Little Charity Island

Geography
- Location: Saginaw Bay
- Coordinates: 44°00′09″N 83°27′58″W﻿ / ﻿44.00250°N 83.46611°W
- Area: 5.4 acres (2.2 ha)

Administration
- United States
- State: Michigan
- County: Arenac County
- Township: Sims Township

Demographics
- Population: Uninhabited

= Little Charity Island =

Island in Michigan, United States

Little Charity Island is a small island in Saginaw Bay, Lake Huron. The 5.4-acre (0.02 km^{2}) island is located in Sims Township, Arenac County in the U.S. state of Michigan. Acquired by the U.S. Fish and Wildlife Service in 1999, it is administered by staff from the Seney National Wildlife Refuge as a unit of the Michigan Islands National Wildlife Refuge.
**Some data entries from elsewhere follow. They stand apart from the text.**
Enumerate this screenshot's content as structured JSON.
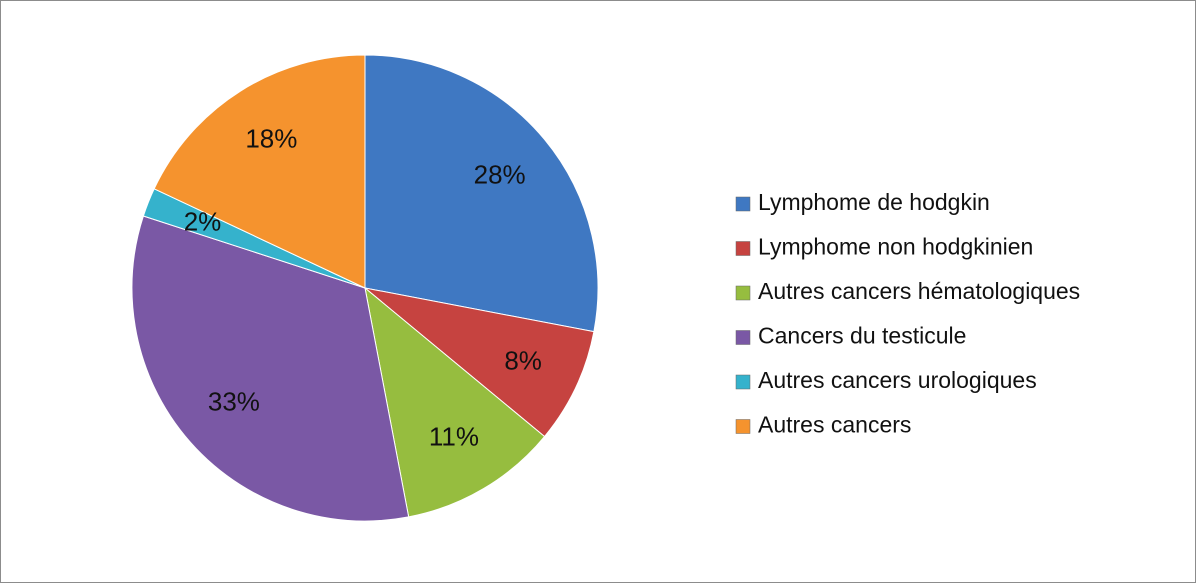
{
  "chart_data": {
    "type": "pie",
    "categories": [
      "Lymphome de hodgkin",
      "Lymphome non hodgkinien",
      "Autres cancers hématologiques",
      "Cancers du testicule",
      "Autres cancers urologiques",
      "Autres cancers"
    ],
    "values": [
      28,
      8,
      11,
      33,
      2,
      18
    ],
    "value_labels": [
      "28%",
      "8%",
      "11%",
      "33%",
      "2%",
      "18%"
    ],
    "colors": [
      "#3f78c2",
      "#c64340",
      "#96bd3f",
      "#7a58a5",
      "#35b2cc",
      "#f5932e"
    ],
    "legend": "right"
  }
}
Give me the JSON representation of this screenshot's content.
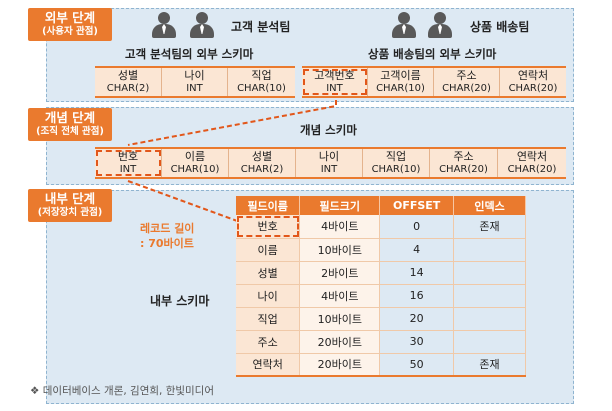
{
  "external": {
    "label_main": "외부 단계",
    "label_sub": "(사용자 관점)",
    "team1": {
      "name": "고객 분석팀",
      "schema_title": "고객 분석팀의 외부 스키마"
    },
    "team2": {
      "name": "상품 배송팀",
      "schema_title": "상품 배송팀의 외부 스키마"
    },
    "schema1": [
      {
        "name": "성별",
        "type": "CHAR(2)"
      },
      {
        "name": "나이",
        "type": "INT"
      },
      {
        "name": "직업",
        "type": "CHAR(10)"
      }
    ],
    "schema2": [
      {
        "name": "고객번호",
        "type": "INT"
      },
      {
        "name": "고객이름",
        "type": "CHAR(10)"
      },
      {
        "name": "주소",
        "type": "CHAR(20)"
      },
      {
        "name": "연락처",
        "type": "CHAR(20)"
      }
    ]
  },
  "conceptual": {
    "label_main": "개념 단계",
    "label_sub": "(조직 전체 관점)",
    "schema_title": "개념 스키마",
    "fields": [
      {
        "name": "번호",
        "type": "INT"
      },
      {
        "name": "이름",
        "type": "CHAR(10)"
      },
      {
        "name": "성별",
        "type": "CHAR(2)"
      },
      {
        "name": "나이",
        "type": "INT"
      },
      {
        "name": "직업",
        "type": "CHAR(10)"
      },
      {
        "name": "주소",
        "type": "CHAR(20)"
      },
      {
        "name": "연락처",
        "type": "CHAR(20)"
      }
    ]
  },
  "internal": {
    "label_main": "내부 단계",
    "label_sub": "(저장장치 관점)",
    "record_note_line1": "레코드 길이",
    "record_note_line2": ": 70바이트",
    "schema_title": "내부 스키마",
    "headers": [
      "필드이름",
      "필드크기",
      "OFFSET",
      "인덱스"
    ],
    "rows": [
      {
        "field": "번호",
        "size": "4바이트",
        "offset": "0",
        "index": "존재"
      },
      {
        "field": "이름",
        "size": "10바이트",
        "offset": "4",
        "index": ""
      },
      {
        "field": "성별",
        "size": "2바이트",
        "offset": "14",
        "index": ""
      },
      {
        "field": "나이",
        "size": "4바이트",
        "offset": "16",
        "index": ""
      },
      {
        "field": "직업",
        "size": "10바이트",
        "offset": "20",
        "index": ""
      },
      {
        "field": "주소",
        "size": "20바이트",
        "offset": "30",
        "index": ""
      },
      {
        "field": "연락처",
        "size": "20바이트",
        "offset": "50",
        "index": "존재"
      }
    ]
  },
  "source": "❖ 데이터베이스 개론, 김연희, 한빛미디어",
  "colors": {
    "accent": "#ea7a2e",
    "panel": "#dde9f3",
    "field_bg": "#fbe6d4",
    "connector": "#e2571a"
  }
}
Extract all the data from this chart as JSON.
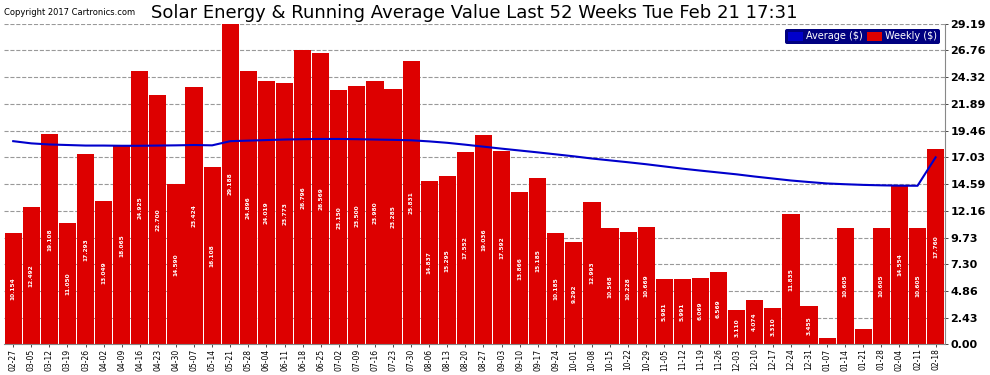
{
  "title": "Solar Energy & Running Average Value Last 52 Weeks Tue Feb 21 17:31",
  "copyright": "Copyright 2017 Cartronics.com",
  "categories": [
    "02-27",
    "03-05",
    "03-12",
    "03-19",
    "03-26",
    "04-02",
    "04-09",
    "04-16",
    "04-23",
    "04-30",
    "05-07",
    "05-14",
    "05-21",
    "05-28",
    "06-04",
    "06-11",
    "06-18",
    "06-25",
    "07-02",
    "07-09",
    "07-16",
    "07-23",
    "07-30",
    "08-06",
    "08-13",
    "08-20",
    "08-27",
    "09-03",
    "09-10",
    "09-17",
    "09-24",
    "10-01",
    "10-08",
    "10-15",
    "10-22",
    "10-29",
    "11-05",
    "11-12",
    "11-19",
    "11-26",
    "12-03",
    "12-10",
    "12-17",
    "12-24",
    "12-31",
    "01-07",
    "01-14",
    "01-21",
    "01-28",
    "02-04",
    "02-11",
    "02-18"
  ],
  "weekly_values": [
    10.154,
    12.492,
    19.108,
    11.05,
    17.293,
    13.049,
    18.065,
    24.925,
    22.7,
    14.59,
    23.424,
    16.108,
    29.188,
    24.896,
    24.019,
    23.773,
    26.796,
    26.569,
    23.15,
    23.5,
    23.98,
    23.285,
    25.831,
    14.837,
    15.295,
    17.552,
    19.036,
    17.592,
    13.866,
    15.185,
    10.185,
    9.292,
    12.993,
    10.568,
    10.228,
    10.669,
    5.981,
    5.991,
    6.069,
    6.569,
    3.11,
    4.074,
    3.31,
    11.835,
    3.455,
    0.554,
    10.605,
    1.376,
    10.605,
    14.554,
    10.605,
    17.76
  ],
  "average_values": [
    18.5,
    18.3,
    18.2,
    18.15,
    18.1,
    18.1,
    18.08,
    18.08,
    18.1,
    18.12,
    18.15,
    18.12,
    18.5,
    18.55,
    18.6,
    18.65,
    18.68,
    18.7,
    18.7,
    18.68,
    18.65,
    18.62,
    18.58,
    18.48,
    18.35,
    18.18,
    18.0,
    17.82,
    17.65,
    17.48,
    17.3,
    17.12,
    16.92,
    16.75,
    16.58,
    16.4,
    16.2,
    16.0,
    15.82,
    15.65,
    15.48,
    15.28,
    15.1,
    14.92,
    14.78,
    14.65,
    14.58,
    14.52,
    14.48,
    14.45,
    14.44,
    17.03
  ],
  "bar_color": "#dd0000",
  "line_color": "#0000cc",
  "background_color": "#ffffff",
  "plot_background": "#ffffff",
  "grid_color": "#999999",
  "yticks": [
    0.0,
    2.43,
    4.86,
    7.3,
    9.73,
    12.16,
    14.59,
    17.03,
    19.46,
    21.89,
    24.32,
    26.76,
    29.19
  ],
  "title_fontsize": 13,
  "legend_avg_label": "Average ($)",
  "legend_weekly_label": "Weekly ($)"
}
Little Charity Island is located in the middle of the bay, inland from its larger neighbor, Big Charity Island. It rises approximately halfway between "Point Lookout" to the northwest and "Sand Point" to the southeast. The island is home to some riparian tree life, and is home to colony-nesting waterbirds, including double-crested cormorants. Many bay fishermen use the island as a navigation point.

Little Charity Island was once called Ile de Traverse, according to an 1839 map of Michigan. In the 19th century and early 20th century Little Charity was owned by Bay Port Fish Company, a commercial fishing company in Saginaw Bay, for its riparian water rights. After the 1940s, when Michigan law changed, the island was sold as were other islands in the bay.